Reporter Journal / Chris Davis

Gallery of Chinese women artists reveals unsung wonders

(China Daily USA) Updated: 2017-06-28 10:42

As director of the Asian Cultural Council's branch office in Hong Kong for 25 years, Michelle Vosper was in a unique position to get to know the top tier of Chinese artists. After all, what the Rockefeller-backed council does is give grants to the top individuals in all of the visual and performing arts.

"Usually it's people who are going to be famous," she said. "If they've already gotten there, they don't need it. But there's a stage when an artist knows it, they need to make some kind of a breakthrough. They just know."

Her territory covered the Chinese mainland, Macau, Hong Kong and Taiwan (until they got their own office). But when she retired in 2012, she felt like she wasn't done. "I had the privilege of knowing all these incredible people - they're the best in their field - but they're still not known in the States."

And she thought Americans deserved to know about them.

Gallery of Chinese women artists reveals unsung wonders

The result is her book - Creating Across Cultures: Women in the Arts from China, Hong Kong, Macau and Taiwan - four years in the making and just launched in the US.

With advice from colleagues, she selected 16 ACC grant recipients and interviewed each one in great detail, letting them start from the day they were born, who their parents were, what they did, and then letting them go on.

"They'd remember things they had forgotten, or remembered for the first time," Vosper said. "It's very unusual for someone to listen to your whole story. It was like they would enter another dimension."

She meticulously wrote out the transcripts then sat down to write a chapter on each.

Four months into the project, she hadn't finished the first - a profile of writer Nieh Hualing, author of more than two dozen books of fiction, essays and translations and, along with her husband, Paul Engle, co-founder of the University of Iowa's International Writing Program, which was nominated for a Nobel Peace Prize in 1976.

Gallery of Chinese women artists reveals unsung wonders

"I thought what am I going to do, I'll be dead?" she said. She knew she couldn't finish it. So she started reaching out to friends who had expertise in the fields and assembled a stable of contributing writers. She meted out her notes, they did Skype-call, follow-ups. Vosper helped with translations when needed (she's fluent in Mandarin and Cantonese).

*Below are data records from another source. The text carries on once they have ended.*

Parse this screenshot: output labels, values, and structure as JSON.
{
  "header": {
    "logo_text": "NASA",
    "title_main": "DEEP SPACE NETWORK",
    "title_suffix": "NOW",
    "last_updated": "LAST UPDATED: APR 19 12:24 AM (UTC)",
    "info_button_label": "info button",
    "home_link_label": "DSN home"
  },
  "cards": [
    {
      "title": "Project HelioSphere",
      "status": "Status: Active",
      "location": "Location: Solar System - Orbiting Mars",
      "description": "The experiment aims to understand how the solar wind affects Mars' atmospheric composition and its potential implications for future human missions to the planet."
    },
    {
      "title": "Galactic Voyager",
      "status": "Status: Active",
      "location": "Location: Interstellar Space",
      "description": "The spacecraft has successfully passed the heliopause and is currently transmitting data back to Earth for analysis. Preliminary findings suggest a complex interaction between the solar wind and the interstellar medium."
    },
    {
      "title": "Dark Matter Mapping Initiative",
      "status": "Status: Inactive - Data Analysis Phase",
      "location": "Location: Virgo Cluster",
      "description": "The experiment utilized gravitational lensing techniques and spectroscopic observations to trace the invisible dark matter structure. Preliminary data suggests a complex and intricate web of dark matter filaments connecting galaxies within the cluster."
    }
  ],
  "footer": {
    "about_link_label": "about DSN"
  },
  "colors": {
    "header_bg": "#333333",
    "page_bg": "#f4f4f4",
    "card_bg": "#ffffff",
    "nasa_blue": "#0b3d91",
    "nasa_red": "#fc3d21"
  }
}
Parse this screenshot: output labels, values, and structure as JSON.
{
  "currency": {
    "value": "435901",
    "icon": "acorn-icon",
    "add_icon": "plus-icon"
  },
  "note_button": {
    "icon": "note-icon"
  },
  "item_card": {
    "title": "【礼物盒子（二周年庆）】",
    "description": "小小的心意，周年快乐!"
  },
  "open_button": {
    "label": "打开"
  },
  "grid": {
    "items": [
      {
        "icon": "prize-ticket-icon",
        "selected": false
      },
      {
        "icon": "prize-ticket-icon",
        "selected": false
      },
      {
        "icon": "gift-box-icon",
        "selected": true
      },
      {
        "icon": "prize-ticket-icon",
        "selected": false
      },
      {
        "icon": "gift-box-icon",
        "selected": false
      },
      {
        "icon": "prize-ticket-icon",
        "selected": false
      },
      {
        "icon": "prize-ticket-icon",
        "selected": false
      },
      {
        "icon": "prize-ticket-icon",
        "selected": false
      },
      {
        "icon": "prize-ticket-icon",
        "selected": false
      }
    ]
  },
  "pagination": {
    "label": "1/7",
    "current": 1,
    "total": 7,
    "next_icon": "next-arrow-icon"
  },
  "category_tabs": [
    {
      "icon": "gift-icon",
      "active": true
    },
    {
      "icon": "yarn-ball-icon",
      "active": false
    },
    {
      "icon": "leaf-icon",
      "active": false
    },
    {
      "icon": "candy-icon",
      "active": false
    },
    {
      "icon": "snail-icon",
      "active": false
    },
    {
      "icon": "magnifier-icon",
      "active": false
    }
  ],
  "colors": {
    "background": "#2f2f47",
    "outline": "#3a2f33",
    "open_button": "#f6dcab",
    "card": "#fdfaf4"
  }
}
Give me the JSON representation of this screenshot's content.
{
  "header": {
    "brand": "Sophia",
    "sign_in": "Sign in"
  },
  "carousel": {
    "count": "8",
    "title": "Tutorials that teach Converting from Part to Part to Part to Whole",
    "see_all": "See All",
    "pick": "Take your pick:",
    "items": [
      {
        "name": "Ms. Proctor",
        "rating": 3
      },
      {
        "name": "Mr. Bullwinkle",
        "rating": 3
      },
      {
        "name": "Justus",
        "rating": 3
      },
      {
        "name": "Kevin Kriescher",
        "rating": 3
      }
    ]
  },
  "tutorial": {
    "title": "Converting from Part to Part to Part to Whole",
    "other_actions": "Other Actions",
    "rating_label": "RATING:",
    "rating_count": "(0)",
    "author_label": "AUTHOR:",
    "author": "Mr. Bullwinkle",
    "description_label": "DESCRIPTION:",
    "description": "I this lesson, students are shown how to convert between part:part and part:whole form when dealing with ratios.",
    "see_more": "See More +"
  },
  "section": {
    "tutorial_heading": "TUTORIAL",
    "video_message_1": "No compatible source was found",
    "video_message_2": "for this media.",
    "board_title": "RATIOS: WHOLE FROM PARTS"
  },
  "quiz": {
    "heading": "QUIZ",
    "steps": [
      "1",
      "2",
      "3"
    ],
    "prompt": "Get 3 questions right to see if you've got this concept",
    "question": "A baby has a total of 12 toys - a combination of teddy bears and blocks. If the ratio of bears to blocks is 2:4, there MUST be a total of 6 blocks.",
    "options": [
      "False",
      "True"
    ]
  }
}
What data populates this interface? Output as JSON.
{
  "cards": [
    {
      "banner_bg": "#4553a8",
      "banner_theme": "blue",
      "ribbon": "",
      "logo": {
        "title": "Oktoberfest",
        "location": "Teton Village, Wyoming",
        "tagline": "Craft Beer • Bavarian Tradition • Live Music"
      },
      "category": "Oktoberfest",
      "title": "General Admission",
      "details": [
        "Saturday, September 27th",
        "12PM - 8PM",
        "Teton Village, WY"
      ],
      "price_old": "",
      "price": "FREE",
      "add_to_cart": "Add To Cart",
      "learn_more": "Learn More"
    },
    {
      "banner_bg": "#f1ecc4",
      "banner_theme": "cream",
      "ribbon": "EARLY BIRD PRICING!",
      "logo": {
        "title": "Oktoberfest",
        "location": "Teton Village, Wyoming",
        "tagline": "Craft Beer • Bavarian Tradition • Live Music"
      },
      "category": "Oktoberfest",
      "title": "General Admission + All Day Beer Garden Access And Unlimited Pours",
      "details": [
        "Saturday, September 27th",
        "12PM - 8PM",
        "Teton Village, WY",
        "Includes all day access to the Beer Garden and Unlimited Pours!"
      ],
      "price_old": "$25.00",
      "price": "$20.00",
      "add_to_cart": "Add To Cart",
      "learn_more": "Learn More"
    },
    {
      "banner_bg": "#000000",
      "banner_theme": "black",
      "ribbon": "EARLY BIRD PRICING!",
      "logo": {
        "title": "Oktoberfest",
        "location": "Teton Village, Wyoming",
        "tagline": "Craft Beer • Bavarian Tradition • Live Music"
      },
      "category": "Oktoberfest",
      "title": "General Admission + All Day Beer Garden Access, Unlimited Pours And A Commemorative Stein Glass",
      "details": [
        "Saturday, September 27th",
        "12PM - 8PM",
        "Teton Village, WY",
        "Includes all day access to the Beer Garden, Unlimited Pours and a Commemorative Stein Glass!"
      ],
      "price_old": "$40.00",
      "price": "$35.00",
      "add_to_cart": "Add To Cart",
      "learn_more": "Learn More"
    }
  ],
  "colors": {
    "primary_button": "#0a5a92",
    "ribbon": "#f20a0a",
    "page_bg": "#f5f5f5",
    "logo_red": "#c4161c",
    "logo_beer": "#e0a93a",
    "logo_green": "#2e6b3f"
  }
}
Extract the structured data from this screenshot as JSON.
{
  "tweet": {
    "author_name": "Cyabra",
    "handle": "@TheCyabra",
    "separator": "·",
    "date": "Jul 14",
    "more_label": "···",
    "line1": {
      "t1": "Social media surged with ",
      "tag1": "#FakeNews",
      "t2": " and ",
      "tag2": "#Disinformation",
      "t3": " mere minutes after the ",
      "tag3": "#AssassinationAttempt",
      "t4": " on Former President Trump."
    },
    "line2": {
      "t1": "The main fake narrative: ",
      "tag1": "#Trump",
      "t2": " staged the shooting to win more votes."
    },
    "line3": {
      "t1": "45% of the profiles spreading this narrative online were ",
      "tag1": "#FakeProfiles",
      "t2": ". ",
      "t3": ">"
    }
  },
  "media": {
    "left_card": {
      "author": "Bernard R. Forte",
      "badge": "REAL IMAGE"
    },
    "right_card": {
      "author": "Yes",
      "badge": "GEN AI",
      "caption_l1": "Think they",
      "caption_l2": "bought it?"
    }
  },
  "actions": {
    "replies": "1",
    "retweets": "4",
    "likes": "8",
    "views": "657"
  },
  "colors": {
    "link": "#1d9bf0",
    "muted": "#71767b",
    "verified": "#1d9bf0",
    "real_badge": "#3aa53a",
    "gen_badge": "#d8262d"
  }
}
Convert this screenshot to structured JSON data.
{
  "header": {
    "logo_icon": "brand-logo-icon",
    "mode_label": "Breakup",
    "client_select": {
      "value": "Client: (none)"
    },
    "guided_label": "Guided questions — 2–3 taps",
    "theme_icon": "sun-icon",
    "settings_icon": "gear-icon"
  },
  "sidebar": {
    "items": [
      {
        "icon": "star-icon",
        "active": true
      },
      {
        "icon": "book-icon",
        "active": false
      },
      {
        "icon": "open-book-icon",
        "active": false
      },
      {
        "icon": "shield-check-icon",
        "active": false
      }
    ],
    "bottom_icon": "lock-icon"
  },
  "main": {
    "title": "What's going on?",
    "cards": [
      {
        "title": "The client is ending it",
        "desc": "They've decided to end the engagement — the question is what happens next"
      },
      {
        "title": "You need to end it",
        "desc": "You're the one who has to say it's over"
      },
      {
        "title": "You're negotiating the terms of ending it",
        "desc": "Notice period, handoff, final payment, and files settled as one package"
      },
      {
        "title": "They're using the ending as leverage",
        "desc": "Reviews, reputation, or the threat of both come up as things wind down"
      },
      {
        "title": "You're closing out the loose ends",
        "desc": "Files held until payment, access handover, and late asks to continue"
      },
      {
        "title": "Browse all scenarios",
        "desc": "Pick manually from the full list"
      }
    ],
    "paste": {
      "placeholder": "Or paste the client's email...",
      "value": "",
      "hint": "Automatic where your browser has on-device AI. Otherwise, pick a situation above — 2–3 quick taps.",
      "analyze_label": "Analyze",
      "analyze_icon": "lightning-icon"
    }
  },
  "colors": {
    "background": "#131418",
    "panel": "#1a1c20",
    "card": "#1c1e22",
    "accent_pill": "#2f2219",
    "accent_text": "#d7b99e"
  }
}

The portrait gallery of artists includes award-winning Hong Kong playwright Candace Chong, installation artist Yin Xiuzhen, Beijing-based documentarian Yang Lina, Macao-born composer Bun-Ching Lam, virtuoso on the 3,000-year-old stringed guqin Wu Na, and dancer Yang Meiqi, who has been called the "Mother of Modern Dance in China."

The book is inscribed with a quote from American painter Georgia O'Keeffe: "I feel there is something unexplained about women that only a woman can explain."

Vosper initially set out to write about both men and women artists, but she found that there had already been so much written about the men and virtually nothing about the women.

When she decided to narrow it down to just women, she worried at first they might balk and say, "I don't want to be in a book just about women, because I'm not just a woman artist!"

But when she started to interview the women, "They were so passionate about it," Vosper said. "And I think it's about women, women with women. They just would tell you anything. The sense of solidarity was really something special."

Ten of the artists came to the book launch in Hong Kong on March 8, Vosper said. "There was just such a natural sense of camaraderie," she said. "There were certain things about them I think that are the same, maybe that would be the same with all women artists around the world. It's been tougher for them. It's been much tougher for them. And interestingly they don't talk about it too much."

Vosper said she got the impression that because of the traditional social structure, Chinese women tend to be more accommodating and "to talk about women is kind of a small issue compared to the bigger issues".

"But then you hear the stories and you learn more," she said. "I think they're special in that they're the kind of long-suffering people who don't give up. And there's something there that affects your character."

Women have also learned to "hear what people don't say."

"I hate all these stereotypes about women being so nurturing," she said, but "that's what I saw."

It's time to see and hear more of these wonderful creators. The book is a great start.